Muito além do massacre
A imprensa tradicional ainda é relevante?
A questão, formulada em observações anteriores, tem mexido com as crenças de alguns leitores e ouvintes.
Para os adeptos da teoria segundo a qual a imprensa serve apenas a si própria – contingente que parece crescer aceleradamente – o objeto da discussão está superado.
Para os leitores fiéis de jornais e revistas, bem como para os telespectadores que não perdem os principais telejornais, todas as especulações sobre o fim da mídia impressa ou da mídia unidirecional são apenas isso: especulações de futurólogos amadores.
Como em todo processo de mudança, o que ocorre com a indústria da informação e comunicação desautoriza afirmações radicais, como dizer que a leitura será substituída pela interpretação de imagens, hipótese muito popular entre os radicais da semiótica.
Porém, a crescente necessidade do aprendizado sobre aparatos digitais e aplicativos, condição básica para quem deseja ou necessita interagir socialmente no ambiente virtual, soma à exigência da alfabetização a obrigatoriedade de conhecer amplamente como funcionam os novos meios.
Se antes bastava saber ler para se beneficiar da mídia impressa e, no máximo, manipular o controle remoto para acessar a televisão unidirecional, agora é necessário muito mais para obter o melhor das redes digitais, inclusive a parcela de conteúdos oferecidos pela mídia tradicional no novo ambiente.
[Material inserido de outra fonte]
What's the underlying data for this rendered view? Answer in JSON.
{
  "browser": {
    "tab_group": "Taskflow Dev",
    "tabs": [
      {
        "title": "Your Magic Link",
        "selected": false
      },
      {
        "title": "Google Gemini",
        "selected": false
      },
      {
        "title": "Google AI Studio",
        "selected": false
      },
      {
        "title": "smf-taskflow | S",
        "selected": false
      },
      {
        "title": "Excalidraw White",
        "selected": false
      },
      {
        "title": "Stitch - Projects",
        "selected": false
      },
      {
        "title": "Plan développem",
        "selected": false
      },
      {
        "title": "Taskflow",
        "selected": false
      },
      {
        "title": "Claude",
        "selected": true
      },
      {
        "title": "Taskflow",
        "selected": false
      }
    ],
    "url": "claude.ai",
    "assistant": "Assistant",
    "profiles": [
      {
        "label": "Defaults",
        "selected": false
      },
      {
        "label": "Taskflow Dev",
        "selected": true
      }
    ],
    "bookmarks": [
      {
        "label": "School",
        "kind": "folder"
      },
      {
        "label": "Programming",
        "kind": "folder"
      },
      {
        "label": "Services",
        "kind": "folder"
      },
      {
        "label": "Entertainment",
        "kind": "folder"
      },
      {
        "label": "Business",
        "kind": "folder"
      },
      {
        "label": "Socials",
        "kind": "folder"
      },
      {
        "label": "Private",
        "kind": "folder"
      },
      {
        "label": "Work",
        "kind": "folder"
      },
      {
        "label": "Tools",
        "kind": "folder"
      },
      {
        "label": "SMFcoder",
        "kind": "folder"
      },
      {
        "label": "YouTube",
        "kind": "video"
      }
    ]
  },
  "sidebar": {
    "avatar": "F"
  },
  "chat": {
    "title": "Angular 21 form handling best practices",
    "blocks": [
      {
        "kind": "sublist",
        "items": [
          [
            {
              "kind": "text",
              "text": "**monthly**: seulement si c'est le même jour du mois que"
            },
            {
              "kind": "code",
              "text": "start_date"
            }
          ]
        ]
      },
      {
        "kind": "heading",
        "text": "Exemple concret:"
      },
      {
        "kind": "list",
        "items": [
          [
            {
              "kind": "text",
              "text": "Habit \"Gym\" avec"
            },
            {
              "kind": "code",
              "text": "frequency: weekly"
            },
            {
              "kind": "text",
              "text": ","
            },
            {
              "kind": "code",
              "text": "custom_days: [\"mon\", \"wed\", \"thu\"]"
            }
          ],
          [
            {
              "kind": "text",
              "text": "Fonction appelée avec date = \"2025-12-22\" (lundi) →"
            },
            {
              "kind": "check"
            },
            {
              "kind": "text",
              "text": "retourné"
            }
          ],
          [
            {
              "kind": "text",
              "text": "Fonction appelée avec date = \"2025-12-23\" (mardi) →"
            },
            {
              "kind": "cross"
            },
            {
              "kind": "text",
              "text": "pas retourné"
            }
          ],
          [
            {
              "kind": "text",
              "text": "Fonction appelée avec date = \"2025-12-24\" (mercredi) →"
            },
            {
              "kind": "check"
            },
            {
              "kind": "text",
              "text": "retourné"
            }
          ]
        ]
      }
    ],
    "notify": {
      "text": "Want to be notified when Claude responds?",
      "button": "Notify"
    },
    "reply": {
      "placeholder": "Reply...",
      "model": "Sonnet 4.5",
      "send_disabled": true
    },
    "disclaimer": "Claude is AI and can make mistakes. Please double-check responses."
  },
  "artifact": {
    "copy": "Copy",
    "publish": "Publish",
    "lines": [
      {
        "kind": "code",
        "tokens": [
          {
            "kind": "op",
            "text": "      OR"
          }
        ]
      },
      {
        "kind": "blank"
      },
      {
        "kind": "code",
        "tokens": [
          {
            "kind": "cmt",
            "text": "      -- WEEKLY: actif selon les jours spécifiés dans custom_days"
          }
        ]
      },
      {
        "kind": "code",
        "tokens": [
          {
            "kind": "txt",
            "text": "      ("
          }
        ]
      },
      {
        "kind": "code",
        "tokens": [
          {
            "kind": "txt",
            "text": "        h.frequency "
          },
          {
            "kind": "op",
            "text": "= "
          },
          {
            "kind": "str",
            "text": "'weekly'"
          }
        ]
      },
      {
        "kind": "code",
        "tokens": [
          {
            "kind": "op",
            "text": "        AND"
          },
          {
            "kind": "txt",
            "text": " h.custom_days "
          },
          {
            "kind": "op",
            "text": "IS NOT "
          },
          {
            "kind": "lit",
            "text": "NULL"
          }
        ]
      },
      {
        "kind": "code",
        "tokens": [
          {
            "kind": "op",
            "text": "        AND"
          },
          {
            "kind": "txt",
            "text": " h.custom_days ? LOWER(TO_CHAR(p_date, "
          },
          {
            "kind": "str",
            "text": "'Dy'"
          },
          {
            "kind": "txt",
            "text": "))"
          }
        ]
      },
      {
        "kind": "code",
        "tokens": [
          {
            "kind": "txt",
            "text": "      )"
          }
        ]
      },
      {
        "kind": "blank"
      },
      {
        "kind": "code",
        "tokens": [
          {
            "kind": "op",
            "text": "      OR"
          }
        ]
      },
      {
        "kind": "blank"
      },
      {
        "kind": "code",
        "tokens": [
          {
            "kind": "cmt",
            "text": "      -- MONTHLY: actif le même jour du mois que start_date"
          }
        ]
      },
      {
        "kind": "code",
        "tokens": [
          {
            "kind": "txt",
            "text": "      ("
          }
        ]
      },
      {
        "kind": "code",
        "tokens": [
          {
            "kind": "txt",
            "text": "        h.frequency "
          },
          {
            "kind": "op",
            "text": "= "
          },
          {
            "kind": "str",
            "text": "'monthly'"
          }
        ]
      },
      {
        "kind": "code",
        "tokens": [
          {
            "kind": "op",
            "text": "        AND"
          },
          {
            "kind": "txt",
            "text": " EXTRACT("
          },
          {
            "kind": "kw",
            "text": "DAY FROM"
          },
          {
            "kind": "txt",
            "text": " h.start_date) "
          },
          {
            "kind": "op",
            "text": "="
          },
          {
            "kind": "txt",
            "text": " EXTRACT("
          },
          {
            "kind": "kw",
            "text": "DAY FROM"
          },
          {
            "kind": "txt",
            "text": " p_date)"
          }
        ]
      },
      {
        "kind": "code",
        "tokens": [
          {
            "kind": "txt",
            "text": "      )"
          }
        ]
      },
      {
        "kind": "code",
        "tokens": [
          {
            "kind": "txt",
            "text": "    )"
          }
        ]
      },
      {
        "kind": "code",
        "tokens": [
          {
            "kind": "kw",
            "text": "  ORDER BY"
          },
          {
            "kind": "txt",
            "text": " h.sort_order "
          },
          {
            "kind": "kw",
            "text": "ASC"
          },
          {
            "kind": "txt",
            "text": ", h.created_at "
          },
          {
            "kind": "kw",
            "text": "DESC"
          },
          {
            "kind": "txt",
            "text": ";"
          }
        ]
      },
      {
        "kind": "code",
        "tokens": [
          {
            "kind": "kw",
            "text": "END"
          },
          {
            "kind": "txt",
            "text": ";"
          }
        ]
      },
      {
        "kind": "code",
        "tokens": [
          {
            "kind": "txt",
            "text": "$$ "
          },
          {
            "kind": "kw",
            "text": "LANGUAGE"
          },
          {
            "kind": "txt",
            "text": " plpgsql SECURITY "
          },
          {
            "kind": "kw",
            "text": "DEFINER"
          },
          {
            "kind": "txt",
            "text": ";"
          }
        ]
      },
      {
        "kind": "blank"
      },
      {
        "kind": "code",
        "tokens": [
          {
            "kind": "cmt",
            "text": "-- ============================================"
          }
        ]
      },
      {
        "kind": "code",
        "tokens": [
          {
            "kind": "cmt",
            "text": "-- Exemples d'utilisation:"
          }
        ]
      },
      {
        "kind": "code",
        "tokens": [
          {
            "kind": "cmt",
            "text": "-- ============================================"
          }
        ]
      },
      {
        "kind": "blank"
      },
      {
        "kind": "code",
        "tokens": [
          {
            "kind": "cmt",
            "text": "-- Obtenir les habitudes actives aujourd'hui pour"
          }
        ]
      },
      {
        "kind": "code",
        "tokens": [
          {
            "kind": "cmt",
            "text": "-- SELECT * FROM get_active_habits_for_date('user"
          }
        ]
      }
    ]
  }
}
Há quem diga que os leitores de jornais e revistas sabem muito sobre algumas coisas, e que os usuários das mídias digitais têm a possibilidade de saber alguma coisa sobre muitos assuntos.
No entanto, a velocidade e profundidade das mudanças não permitem mais confiar nessas suposições genéricas.
Veja-se, por exemplo, o caso da tragédia ocorrida na cidade americana de Newtown, sexta-feira passada.
Entre as notícias dando conta de iniciativas para conter a venda de armas nos Estados Unidos, destaca-se no Estado de S. Paulo desta quarta-feira (19/12) a informação segundo a qual o grupo de investimentos que controla a maior parte da indústria do setor vai vender a empresa fabricante do fuzil AR-15 Bushmaster usado no massacre.
Tirando o sofá da sala
Publicada assim, no meio de outras repercussões da tragédia, a notícia soa como “tirar o sofá da sala”.
Mas há muito mais a ser considerado nesse fato, e o que se discute aqui é se a mídia tradicional teria condições de expandir essa notícia, que aparece isolada num jornal, para dar ao leitor a possibilidade de entender melhor a relação entre o assassinato de crianças dentro de escolas americanas e a composição do sistema global de negócios.
Se ficar restrito à leitura do jornal, o cidadão vai apenas acrescentar algumas curiosidades ao seu conhecimento sobre o assunto.
Se for às redes digitais de informação, ao contrário, poderá expandir muito seu conhecimento sobre o problema.
Primeiramente, com base no jornal, ficamos sabendo que a Cerberus Capital Management decidiu se livrar das ações do Freedom Group, seu braço financeiro voltado para o setor de armas e munições, ao qual pertence a fábrica dos produtos Bushmaster.
O leitor e ouvinte não perde se notar em suas reflexões que Cerberus é uma referencia direta ao cão de três cabeças, que, na mitologia grega, guarda as portas do inferno.
Também diz o Estadão que o executivo-chefe da Cerberus, Stephen Feinberg, decidiu vender parte de seus investimentos em armas porque seu pai mora na cidadezinha onde ocorreu o assassinato das crianças.
Seria, então, mais do que decisão de negócio, uma iniciativa para aliviar a pressão social sobre sua família.
Ora, mas o jornalão paulista também cita, de passagem, que fundos de pensão de professores aposentados e de funcionários públicos, que investem na Cerberus, estariam sendo pressionados a rever suas aplicações na empresa após a tragédia.
A partir dessas informações iniciais, o leitor vai à rede digital e descobre que as empresas de armas se beneficiam de investimentos como o dos professores aposentados, e com o atrativo do bom retorno financeiro, atuam contra os interesses dos próprios aposentados, apoiando congressistas que se opõem às políticas sociais do governo Obama.
A partir daí, o cidadão tem acesso a uma infinidade de informações que escancaram as contradições do sistema financeiro e político, mostrando uma parte das relações entre a indústria de armas e as forças conservadoras da sociedade americana.
Trata-se, como se pode constatar, de muito mais do que a ação isolada de um suposto psicopata.
Em que ponto desse relato a imprensa tradicional vai abandonar a pauta?